Landsat 8 revisits a location every 8-16 days, which is at a much higher rate when compared to most other satellites. Additionally, Landsat 8 captures the multispectral bands necessary for vegetation indexes, such as Normalized Difference Vegetation Index (NDVI). The Landsat 8 resolution is 30 meters (visible, NIR, SWIR); 100 meters (thermal); and 15 meters (panchromatic). 

The frequent revisitation rate and free access makes this a good dataset for our purposes. The downside to this data is the lower resolution. This lower resolution impacts the ability to accurately calculate vegetation coverage percentages. Mangroves are not a homogeneous land cover type, however many analyses of mangroves (such as NDVI) treat each image as a single land cover type. A single image can contain mangroves, as well as sand, water, and other debris/detritus. 

One solution to this is to use mutliple indices in order to more accurately calculate the canopy coverage percentage of one type of vegetation without needing higher resolution images.

### 3.) Consider appropriate use cases

Landsat 8 is the best option for projects with limited financial resources or that are located in remote locations, as it is freely available and covers the globe. For projects with the ability, we would recommend that they pay for higher resolution imagery. For projects using Landsat 8, we would recommend using multiple indices in order to increase the accuracy of land coverage estimates. We will be using the 30m resolution images as those are the bands appropriate to our analysis.
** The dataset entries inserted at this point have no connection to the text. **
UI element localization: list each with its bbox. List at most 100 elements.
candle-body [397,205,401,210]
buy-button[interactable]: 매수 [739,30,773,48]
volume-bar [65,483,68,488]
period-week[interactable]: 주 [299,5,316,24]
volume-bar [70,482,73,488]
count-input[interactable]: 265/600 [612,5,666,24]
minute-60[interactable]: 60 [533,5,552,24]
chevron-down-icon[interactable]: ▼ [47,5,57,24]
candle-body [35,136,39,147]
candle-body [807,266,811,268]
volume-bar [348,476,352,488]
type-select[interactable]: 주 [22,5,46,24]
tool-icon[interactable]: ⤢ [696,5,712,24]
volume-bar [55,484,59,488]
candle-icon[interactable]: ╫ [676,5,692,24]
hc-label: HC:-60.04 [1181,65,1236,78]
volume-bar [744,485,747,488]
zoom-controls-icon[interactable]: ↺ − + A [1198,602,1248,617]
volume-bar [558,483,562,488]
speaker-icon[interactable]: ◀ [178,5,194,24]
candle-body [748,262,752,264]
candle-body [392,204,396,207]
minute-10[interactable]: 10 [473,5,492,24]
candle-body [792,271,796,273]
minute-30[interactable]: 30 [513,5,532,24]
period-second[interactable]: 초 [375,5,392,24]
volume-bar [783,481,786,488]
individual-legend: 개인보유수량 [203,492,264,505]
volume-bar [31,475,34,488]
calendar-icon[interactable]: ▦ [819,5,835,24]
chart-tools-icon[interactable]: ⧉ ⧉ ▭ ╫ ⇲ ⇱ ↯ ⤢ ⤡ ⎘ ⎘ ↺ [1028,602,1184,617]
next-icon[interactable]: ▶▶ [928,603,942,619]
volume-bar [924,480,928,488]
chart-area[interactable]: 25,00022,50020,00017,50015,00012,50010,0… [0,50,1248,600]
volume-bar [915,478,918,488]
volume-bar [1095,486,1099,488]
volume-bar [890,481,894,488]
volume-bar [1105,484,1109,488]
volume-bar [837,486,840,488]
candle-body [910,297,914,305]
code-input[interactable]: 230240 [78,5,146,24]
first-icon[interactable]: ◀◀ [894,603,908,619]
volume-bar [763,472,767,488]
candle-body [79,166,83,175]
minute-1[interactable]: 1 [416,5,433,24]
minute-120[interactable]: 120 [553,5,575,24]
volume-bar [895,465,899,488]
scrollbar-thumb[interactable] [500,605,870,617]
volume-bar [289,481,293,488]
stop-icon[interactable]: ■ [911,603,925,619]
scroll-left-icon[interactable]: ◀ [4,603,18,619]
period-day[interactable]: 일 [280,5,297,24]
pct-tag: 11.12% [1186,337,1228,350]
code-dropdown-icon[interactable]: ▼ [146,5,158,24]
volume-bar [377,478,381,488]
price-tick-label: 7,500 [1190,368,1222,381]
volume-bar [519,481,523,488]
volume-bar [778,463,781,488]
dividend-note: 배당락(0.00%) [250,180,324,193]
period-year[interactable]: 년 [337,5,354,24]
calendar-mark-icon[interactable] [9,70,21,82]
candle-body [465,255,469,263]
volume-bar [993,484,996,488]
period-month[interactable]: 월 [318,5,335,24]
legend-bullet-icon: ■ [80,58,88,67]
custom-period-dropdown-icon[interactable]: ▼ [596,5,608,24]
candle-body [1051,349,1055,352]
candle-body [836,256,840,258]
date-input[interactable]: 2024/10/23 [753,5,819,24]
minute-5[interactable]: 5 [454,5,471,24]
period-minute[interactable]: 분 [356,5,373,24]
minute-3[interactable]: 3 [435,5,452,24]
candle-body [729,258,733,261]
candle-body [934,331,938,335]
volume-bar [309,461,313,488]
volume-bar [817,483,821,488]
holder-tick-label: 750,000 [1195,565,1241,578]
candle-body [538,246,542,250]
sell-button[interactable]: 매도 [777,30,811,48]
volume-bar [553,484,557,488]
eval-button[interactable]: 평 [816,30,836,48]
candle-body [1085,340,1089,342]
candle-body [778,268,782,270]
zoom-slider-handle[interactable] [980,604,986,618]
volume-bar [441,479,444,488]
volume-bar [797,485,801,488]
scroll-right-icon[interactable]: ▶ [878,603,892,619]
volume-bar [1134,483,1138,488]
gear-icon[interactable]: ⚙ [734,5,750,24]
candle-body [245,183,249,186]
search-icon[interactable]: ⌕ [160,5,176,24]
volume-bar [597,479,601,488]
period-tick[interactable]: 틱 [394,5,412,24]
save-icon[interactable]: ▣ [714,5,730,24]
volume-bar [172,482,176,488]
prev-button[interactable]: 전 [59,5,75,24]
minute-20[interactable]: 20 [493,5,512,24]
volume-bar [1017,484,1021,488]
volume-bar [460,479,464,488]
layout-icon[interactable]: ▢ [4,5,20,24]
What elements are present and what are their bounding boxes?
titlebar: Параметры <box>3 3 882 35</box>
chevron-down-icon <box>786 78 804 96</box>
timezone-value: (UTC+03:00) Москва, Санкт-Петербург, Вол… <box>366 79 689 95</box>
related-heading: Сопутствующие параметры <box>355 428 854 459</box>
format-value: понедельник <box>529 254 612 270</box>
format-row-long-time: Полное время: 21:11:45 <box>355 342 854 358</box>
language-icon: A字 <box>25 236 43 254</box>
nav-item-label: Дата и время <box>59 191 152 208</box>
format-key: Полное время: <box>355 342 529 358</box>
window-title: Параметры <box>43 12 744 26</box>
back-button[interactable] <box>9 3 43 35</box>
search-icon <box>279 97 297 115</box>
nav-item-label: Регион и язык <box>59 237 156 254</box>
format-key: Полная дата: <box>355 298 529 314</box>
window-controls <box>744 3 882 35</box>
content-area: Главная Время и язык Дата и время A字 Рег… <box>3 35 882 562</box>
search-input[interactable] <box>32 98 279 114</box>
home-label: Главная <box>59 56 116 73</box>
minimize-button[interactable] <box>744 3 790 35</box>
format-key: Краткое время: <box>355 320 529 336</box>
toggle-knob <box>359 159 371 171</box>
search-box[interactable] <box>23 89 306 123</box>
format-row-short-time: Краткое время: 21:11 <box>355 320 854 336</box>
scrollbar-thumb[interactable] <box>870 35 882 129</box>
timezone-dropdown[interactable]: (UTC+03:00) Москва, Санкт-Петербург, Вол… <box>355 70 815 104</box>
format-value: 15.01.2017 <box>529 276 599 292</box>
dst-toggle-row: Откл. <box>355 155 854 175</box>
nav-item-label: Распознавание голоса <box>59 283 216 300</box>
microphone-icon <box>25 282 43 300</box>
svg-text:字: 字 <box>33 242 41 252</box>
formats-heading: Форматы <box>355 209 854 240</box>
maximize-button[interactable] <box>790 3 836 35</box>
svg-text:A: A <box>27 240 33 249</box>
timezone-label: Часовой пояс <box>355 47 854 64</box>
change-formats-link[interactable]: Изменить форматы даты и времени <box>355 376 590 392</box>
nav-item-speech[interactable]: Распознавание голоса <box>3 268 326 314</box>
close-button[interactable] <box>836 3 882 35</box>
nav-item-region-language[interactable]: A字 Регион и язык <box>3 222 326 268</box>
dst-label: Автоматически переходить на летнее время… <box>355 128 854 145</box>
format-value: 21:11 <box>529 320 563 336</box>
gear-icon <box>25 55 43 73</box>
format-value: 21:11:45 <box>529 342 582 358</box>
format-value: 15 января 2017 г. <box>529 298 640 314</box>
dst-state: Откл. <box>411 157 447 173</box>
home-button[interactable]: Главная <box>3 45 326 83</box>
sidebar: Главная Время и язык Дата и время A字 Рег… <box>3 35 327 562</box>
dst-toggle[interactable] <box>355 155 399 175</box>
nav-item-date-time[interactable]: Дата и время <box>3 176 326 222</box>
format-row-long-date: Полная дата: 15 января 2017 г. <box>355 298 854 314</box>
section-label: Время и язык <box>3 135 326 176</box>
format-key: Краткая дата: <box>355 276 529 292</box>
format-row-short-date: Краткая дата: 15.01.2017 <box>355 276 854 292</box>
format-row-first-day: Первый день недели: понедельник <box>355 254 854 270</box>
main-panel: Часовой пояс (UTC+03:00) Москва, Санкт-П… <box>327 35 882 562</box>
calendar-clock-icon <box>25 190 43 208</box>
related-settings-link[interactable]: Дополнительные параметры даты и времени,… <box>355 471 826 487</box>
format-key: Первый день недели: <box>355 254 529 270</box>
We will be calculating NDVI as well as Normalized Difference Infrared Index (NDII). 




In [10]:
#select the region: Cacheu National Park Mangrove Forest
pt = ee.Geometry.Point(12.1582165861, -16.283462202)

In [11]:
#filter image collection using our point in Chacheu National Park Mangrove Forest
gdat_filt = gdat.filterBounds(pt)

In [12]:
#creates a data structure for NDVI visualization parameters 
visParams = {'bands': ['B4', 'B3', 'B2'],
             'min': 0,
             'max': 0.3
            }

In [13]:
map_ndvi = geemap.Map(center = [12.1582165861, -16.283462202], zoom = 12)
map_ndvi

Map(center=[12.1582165861, -16.283462202], controls=(WidgetControl(options=['position', 'transparent_bg'], wid…

In [35]:
map_ndvi.addLayer(gdat_filt, visParams)

In [36]:
gdat_leastcloudy = gdat_filt.sort('CLOUD_COVER').first()

In [37]:
# Function to calculate NDVI for a given input image
def addNDVI(image):
    red = image.select('B4')
    nir = image.select('B5')
    
    ndvi = (nir.subtract(red)).divide((nir.add(red))).rename('NDVI')
    
    return image.addBands(ndvi)

In [38]:
gdat_withndvi = gdat_filt.map(addNDVI)

In [39]:
ndviParams = {'bands': 'NDVI',
              'min': -1, 
              'max': 1, 
              'palette': ['blue', 'white', 'green']
             }

map_ndvi.addLayer(gdat_withndvi, ndviParams, "NDVI")

In [46]:
# Use filter to extract all "non-cloudy" images: ones with less than 20% cloud cover
dat_nocld=gdat_withndvi.filter('CLOUD_COVER < 0.2')

In [47]:
#date filter
date_2014=dat_nocld.filter(ee.Filter.date('2014-01-01', '2014-12-31')).mean();

In [48]:
map_ndvi.addLayer(date_2014, ndviParams, 'NDVI')